Upgrade and Adoption Timeline
Ultimately, Speedy Trial was successful, with more than 99% of Bitcoin hashrate signaling affirmative, and Taproot “locked in” on June 12, 2021, which made activation inevitable. Indeed, shortly after midnight on Sunday, November 14, 2021, Taproot did officially activate on the Bitcoin network. Currently, more than 55% of nodes are enforcing Taproot rules, meaning they are running Bitcoin Core 21.1 or later. Until nodes upgrade to support Taproot, they (nodes) will be unable to enforce Taproot rules, but the network will run just fine until they do.
Just because Taproot is live now doesn’t mean most users can make use of its features.

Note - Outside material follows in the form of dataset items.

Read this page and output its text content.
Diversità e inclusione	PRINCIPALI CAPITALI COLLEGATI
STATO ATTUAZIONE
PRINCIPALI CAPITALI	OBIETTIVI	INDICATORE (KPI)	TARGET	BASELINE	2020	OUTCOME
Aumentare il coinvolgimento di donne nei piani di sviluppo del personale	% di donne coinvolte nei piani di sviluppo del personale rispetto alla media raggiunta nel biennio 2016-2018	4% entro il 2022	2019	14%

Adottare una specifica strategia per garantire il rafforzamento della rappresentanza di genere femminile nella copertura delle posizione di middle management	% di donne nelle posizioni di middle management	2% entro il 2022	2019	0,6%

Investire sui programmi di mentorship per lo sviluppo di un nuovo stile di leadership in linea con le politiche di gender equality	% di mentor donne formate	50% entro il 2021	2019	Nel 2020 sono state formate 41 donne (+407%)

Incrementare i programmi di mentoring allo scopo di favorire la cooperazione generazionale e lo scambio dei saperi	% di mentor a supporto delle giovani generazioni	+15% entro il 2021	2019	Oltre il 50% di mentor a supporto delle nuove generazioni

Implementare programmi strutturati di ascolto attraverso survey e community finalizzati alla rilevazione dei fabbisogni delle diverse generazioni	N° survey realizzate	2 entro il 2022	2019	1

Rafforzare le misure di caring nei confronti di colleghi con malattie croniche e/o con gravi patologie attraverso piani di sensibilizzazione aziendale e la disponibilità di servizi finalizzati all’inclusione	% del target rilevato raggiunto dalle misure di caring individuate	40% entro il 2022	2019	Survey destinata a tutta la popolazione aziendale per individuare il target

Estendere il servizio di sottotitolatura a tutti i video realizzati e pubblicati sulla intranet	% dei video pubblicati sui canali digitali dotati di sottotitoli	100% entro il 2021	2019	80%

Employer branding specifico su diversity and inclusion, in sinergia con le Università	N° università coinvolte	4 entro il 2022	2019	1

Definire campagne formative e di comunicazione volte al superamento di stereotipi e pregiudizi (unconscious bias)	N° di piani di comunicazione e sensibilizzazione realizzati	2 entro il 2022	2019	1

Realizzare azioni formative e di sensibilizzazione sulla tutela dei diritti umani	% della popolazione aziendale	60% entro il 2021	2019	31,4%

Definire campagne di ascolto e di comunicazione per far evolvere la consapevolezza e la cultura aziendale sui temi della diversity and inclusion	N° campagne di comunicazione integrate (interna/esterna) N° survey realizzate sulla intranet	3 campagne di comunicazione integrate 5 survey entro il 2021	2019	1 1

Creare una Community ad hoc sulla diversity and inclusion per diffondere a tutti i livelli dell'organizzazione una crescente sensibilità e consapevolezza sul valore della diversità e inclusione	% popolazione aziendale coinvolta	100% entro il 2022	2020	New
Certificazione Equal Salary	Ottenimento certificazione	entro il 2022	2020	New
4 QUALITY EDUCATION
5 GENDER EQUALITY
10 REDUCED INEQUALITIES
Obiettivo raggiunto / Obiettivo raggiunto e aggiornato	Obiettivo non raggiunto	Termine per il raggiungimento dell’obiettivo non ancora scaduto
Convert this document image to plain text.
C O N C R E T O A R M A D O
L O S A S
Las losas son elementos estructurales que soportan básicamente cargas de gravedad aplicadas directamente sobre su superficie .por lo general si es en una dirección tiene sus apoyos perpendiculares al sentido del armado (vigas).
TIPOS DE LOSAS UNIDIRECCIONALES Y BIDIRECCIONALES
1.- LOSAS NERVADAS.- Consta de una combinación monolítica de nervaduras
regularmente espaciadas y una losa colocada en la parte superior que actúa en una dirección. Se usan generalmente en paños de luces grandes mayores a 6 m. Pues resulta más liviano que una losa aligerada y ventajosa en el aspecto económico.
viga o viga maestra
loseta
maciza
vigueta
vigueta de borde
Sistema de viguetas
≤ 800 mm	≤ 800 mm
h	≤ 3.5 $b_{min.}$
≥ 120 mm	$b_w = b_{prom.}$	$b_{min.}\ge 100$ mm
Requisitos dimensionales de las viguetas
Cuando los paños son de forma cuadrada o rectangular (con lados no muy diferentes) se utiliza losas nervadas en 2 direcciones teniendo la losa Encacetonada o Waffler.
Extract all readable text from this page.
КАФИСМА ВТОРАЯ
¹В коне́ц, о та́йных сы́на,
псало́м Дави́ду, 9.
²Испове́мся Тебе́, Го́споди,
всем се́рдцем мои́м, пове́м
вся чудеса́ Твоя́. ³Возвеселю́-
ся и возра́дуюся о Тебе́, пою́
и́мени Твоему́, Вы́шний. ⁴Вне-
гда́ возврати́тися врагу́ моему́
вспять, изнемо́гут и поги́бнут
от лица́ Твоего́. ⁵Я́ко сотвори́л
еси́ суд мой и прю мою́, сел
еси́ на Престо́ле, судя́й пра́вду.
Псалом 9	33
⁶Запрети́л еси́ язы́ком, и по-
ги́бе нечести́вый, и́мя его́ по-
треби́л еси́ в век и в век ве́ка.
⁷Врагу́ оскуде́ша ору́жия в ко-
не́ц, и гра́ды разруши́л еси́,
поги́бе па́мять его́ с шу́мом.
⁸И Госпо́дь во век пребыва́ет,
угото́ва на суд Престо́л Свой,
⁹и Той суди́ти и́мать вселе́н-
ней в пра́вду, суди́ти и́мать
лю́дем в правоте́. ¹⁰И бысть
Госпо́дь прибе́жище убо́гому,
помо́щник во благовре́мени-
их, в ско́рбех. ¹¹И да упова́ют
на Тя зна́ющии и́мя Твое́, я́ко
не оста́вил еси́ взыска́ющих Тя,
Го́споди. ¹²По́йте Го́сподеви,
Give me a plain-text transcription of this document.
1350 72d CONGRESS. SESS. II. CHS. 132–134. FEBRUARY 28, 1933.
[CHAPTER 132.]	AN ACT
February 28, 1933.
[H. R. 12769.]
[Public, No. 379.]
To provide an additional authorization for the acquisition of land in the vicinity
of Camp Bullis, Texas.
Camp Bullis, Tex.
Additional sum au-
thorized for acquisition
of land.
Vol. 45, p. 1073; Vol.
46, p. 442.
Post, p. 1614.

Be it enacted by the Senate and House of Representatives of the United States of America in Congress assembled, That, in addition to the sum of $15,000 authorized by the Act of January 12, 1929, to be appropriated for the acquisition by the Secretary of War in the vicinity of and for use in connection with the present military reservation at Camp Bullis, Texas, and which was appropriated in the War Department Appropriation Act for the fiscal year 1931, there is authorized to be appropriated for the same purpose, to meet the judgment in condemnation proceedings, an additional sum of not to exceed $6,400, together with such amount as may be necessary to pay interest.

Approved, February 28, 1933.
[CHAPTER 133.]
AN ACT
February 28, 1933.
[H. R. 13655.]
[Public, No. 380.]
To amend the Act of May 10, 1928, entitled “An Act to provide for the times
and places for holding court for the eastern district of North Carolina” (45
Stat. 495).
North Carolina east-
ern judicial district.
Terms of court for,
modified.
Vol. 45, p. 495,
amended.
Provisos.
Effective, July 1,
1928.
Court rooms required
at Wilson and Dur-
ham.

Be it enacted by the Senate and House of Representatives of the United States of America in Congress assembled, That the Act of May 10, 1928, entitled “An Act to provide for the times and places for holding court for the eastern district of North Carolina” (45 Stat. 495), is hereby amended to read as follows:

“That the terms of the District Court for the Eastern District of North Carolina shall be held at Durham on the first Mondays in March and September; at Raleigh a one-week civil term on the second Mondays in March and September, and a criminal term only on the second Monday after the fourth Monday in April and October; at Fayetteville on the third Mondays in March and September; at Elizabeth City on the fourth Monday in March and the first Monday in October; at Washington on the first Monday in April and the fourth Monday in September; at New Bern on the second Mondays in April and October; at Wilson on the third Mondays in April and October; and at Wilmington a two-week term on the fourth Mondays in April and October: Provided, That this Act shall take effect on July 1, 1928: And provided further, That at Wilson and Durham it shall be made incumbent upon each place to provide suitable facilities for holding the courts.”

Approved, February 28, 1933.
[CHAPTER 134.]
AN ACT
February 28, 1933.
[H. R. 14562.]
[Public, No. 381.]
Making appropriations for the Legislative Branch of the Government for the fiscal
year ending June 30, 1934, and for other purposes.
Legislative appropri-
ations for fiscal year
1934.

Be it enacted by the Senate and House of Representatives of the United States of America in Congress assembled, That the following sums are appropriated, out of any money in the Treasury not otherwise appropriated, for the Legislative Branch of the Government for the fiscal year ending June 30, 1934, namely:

Wallets need to add support for Taproot addresses (P2TR) and create UX to utilize the many advantages the upgrade brings.
Some major services have already announced support for Taproot, though, including cryptoassets custodian BitGo. Bitcoin engineer Tyler Levine wrote in a blog on November 12, 2021 that BitGo would have “full API support for both sending and receiving on Taproot addresses” almost immediately upon launch. Shortly after Taproot activation on Sunday, November 14, 2021, BitGo tweeted that it had made its first ever mutli-signature Taproot transaction. It makes sense for custodians to be early adopters of Taproot because, as some of the network’s most prolific users of complex transactions, they stand to gain the most from the upgrade’s scalability enhancements.
However, the rest of the network is likely to be slow to follow. Our best comparison is the 2017 segregated witness (SegWit) upgrade. It took about 2 years before SegWit usage reached 50%, and another 4 years to reach 80%.
Bitcoin is Built to Last
More than any other, the bitcoin community is fixated on preserving the network’s long-term resiliency. This is mostly achieved through a focus on decentralization, scaling through compactness and layering, and privacy enhancements that do not jeopardize Bitcoin’s monetary policy. Software upgrades that place undue burdens on nodes are eschewed. All upgrades should be completely backwards compatible. This community ethos makes Bitcoin incredibly durable, secure, and reliable over longer time horizons. Bitcoin’s critics, many altcoin founders and promoters among them, often point to this development style as rigid and un-innovative, lacking in the composability that has given growth to phenomena like DeFi. This is a fair criticism, but to achieve these features, whether enhanced programmability or transaction throughput, often entails protocol design decisions that result in more centralization—a tradeoff that bitcoiners reject.
Importantly, upgrades like Taproot make clear Bitcoin isn’t only maintaining its decentralization by rejecting the centralizing tradeoffs that alternate layer 1 blockchains consider in their design decisions; Bitcoin is actively upgrading to become more resilient. Bitcoin is moving in a different direction than other Layer 1 blockchains. By focusing on hardening, by becoming more compact and private, and by maintaining an ethos of avoiding hard fork upgrades, Bitcoin differentiates itself further from the technology competition of other protocols.